Le numéro de mât chinois est époustouflant, celui de la roue allemande est intrigant, le solo aux sangles est quasiment irréel, alors qu’on rit beaucoup durant le numéro de fil de fer, qui entremêle le burlesque, la musique et le théâtre.

Ballet chorégraphique

Surtout, on reste totalement interloqué devant l’extraordinaire beauté du numéro de six équilibristes exécutant un ballet chorégraphié au millimètre. La perfection des gestes, la maîtrise de la force, l’harmonie des corps, l’émotion qui se dégage de ce tableau sont impressionnantes.

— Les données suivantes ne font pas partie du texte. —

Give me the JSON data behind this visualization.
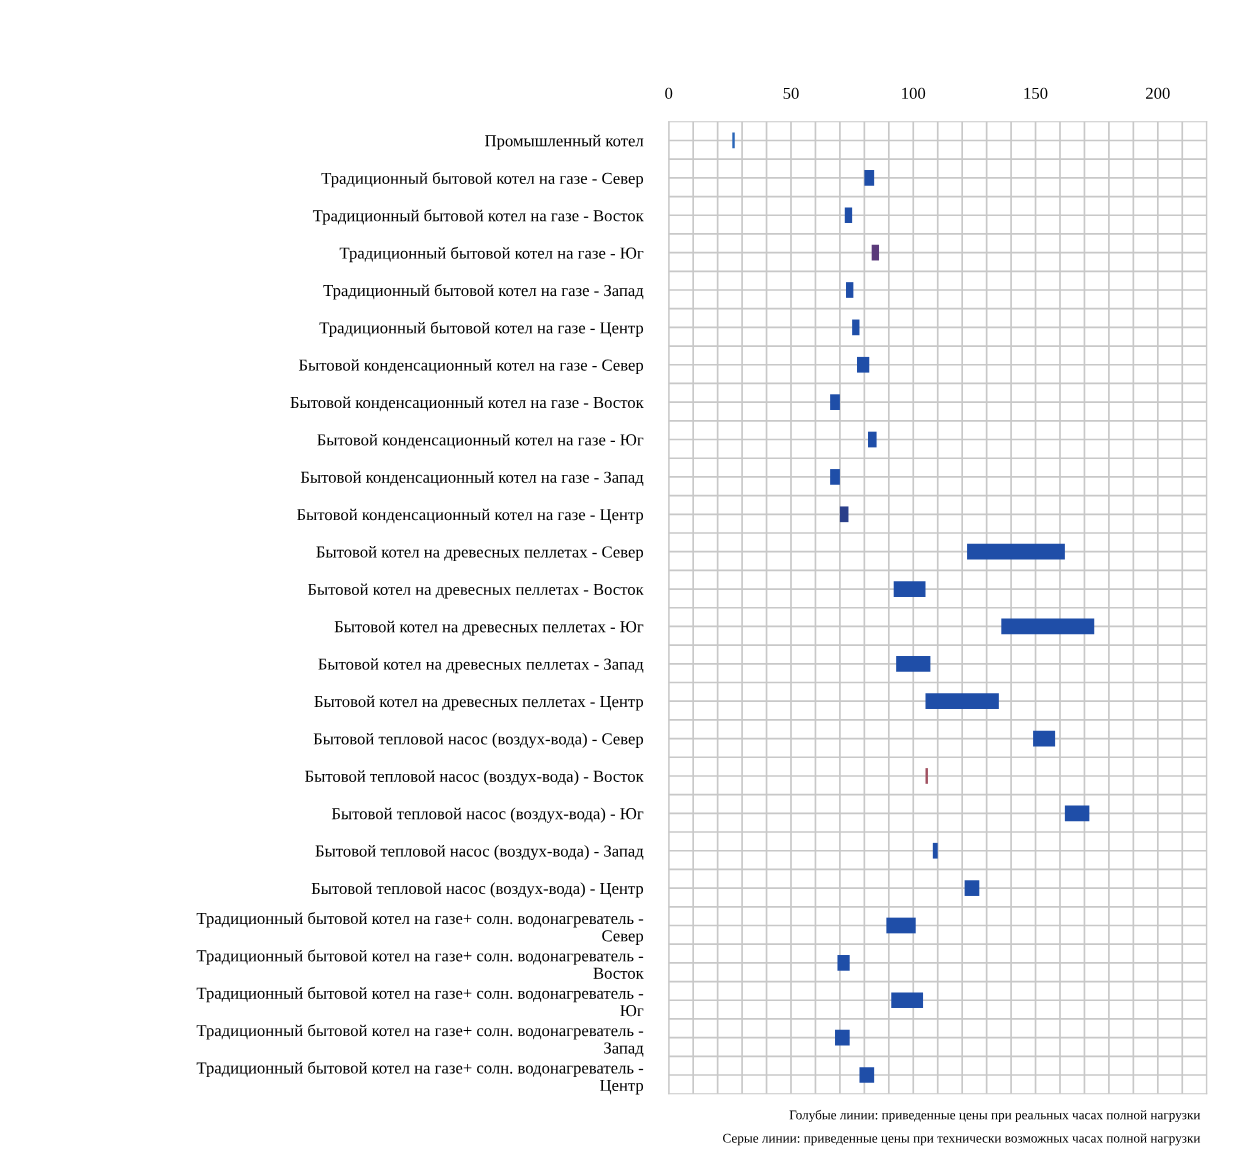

Les dix acrobates hongrois et le Montréalais d’origine allemande, Sascha Bachmann, qui les accompagne pour l’occasion, arrivent à surprendre avec des numéros modernes et poétiques, tout en poussant constamment plus loin la performance.

On ressort de Night Circus complètement charmé et ensorcelé par tant de beauté et de grâce.


Night Circus de la compagnie Recirquel est présenté à La Tohu, à Montréal, jusqu’au 22 octobre.